On the positive side, it was apparent to several folks that attended that many of the service providers, including the trustees, law firms, technology firms, data providers and SPV management providers are gearing up for more activity next year.  Several noted good signals coming from both new and historical issuer and banking clients about new programs.

No doubt that the clouds over South Florida last week were a great metaphor for the continuing lack of clarity from the US regulators about the final impact of Dodd-Frank and other recent legislation on the structured markets.  Nevertheless, we believe that we may be seeing some energy building for the industry as we head into next year.

UK Regulator: “Securitisation would help small and medium-sized companies”

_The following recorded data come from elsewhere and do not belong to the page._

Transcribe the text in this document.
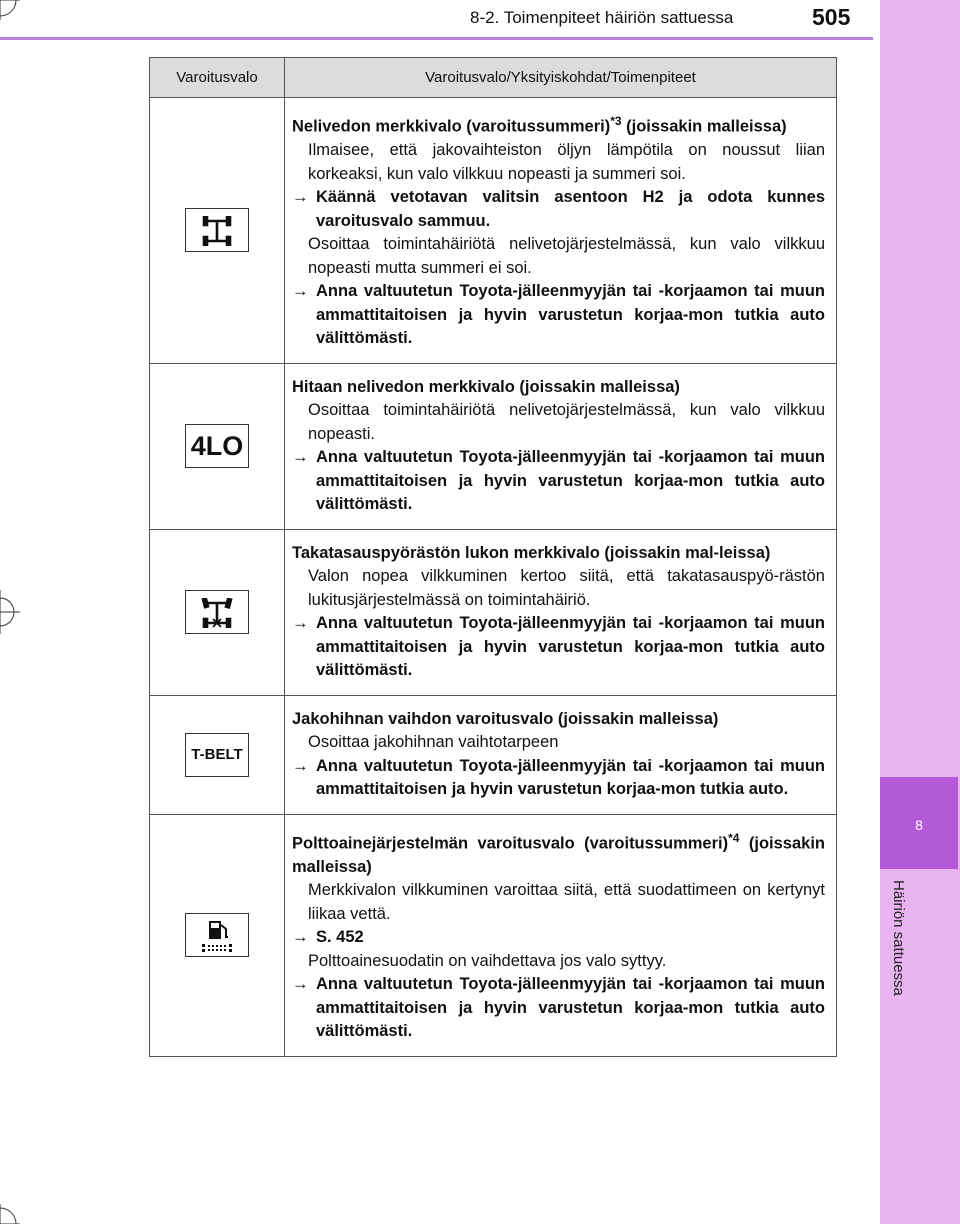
8
Häiriön sattuessa
8-2. Toimenpiteet häiriön sattuessa	505
Varoitusvalo	Varoitusvalo/Yksityiskohdat/Toimenpiteet

Nelivedon merkkivalo (varoitussummeri)$^{*3}$ (joissakin malleissa)
Ilmaisee, että jakovaihteiston öljyn lämpötila on noussut liian korkeaksi, kun valo vilkkuu nopeasti ja summeri soi.
→ Käännä vetotavan valitsin asentoon H2 ja odota kunnes varoitusvalo sammuu.
Osoittaa toimintahäiriötä nelivetojärjestelmässä, kun valo vilkkuu nopeasti mutta summeri ei soi.
→ Anna valtuutetun Toyota-jälleenmyyjän tai -korjaamon tai muun ammattitaitoisen ja hyvin varustetun korjaa-mon tutkia auto välittömästi.

4LO	Hitaan nelivedon merkkivalo (joissakin malleissa)
Osoittaa toimintahäiriötä nelivetojärjestelmässä, kun valo vilkkuu nopeasti.
→ Anna valtuutetun Toyota-jälleenmyyjän tai -korjaamon tai muun ammattitaitoisen ja hyvin varustetun korjaa-mon tutkia auto välittömästi.

Takatasauspyörästön lukon merkkivalo (joissakin mal-leissa)
Valon nopea vilkkuminen kertoo siitä, että takatasauspyö-rästön lukitusjärjestelmässä on toimintahäiriö.
→ Anna valtuutetun Toyota-jälleenmyyjän tai -korjaamon tai muun ammattitaitoisen ja hyvin varustetun korjaa-mon tutkia auto välittömästi.

T-BELT	Jakohihnan vaihdon varoitusvalo (joissakin malleissa)
Osoittaa jakohihnan vaihtotarpeen
→ Anna valtuutetun Toyota-jälleenmyyjän tai -korjaamon tai muun ammattitaitoisen ja hyvin varustetun korjaa-mon tutkia auto.

Polttoainejärjestelmän varoitusvalo (varoitussummeri)$^{*4}$ (joissakin malleissa)
Merkkivalon vilkkuminen varoittaa siitä, että suodattimeen on kertynyt liikaa vettä.
→ S. 452
Polttoainesuodatin on vaihdettava jos valo syttyy.
→ Anna valtuutetun Toyota-jälleenmyyjän tai -korjaamon tai muun ammattitaitoisen ja hyvin varustetun korjaa-mon tutkia auto välittömästi.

Regulators around the world continue to be coming to their senses about the benefits (actually the necessity) of securitisation in the global credit markets.  Now it seems that some of the politicians are wading into these formerly forbidden waters.

This past week found the British Chancellor George Osborne touting a new UK Government sponsored loan guarantee program for small and medium-sized enterprises (“SME’s).  He suggested that the program would be aimed at enhancing access to credit for the important middle market and that the features of the program could look similar to National Loan Guarantee Scheme which was first proposed by the Cameron Government in 2008.  That program would have established a government guarantee of up to 75% of principal for loans covered by the program.  Sounds a lot like “financial engineering” to us!

A Reuters article this week contained one telling quote attributed to Kevin Ingram, a partner in the capital markets practice at Clifford Chance.  Mr Ingram said “Securitisation has always been a very useful, if not fundamental, tool to recycle capital in the economy”.

How true and not only as it applies to small and medium-sized companies.  The same principle or “need to recycle capital” is the driving mechanism behind growth and prosperity for all originators of financial and commercial assets.  That principle applies just as evenly to JP Morgan, Barclays and Deutsche Bank, as it does to a small consumer electronics company or a community bank.

As we have said before, it is time to take the shackles off the structured finance markets.  Monitor the hell out of it if you want but regulators and law makers must stop blaming the financial engineering for bad behavior.  Securitisation IS the answer!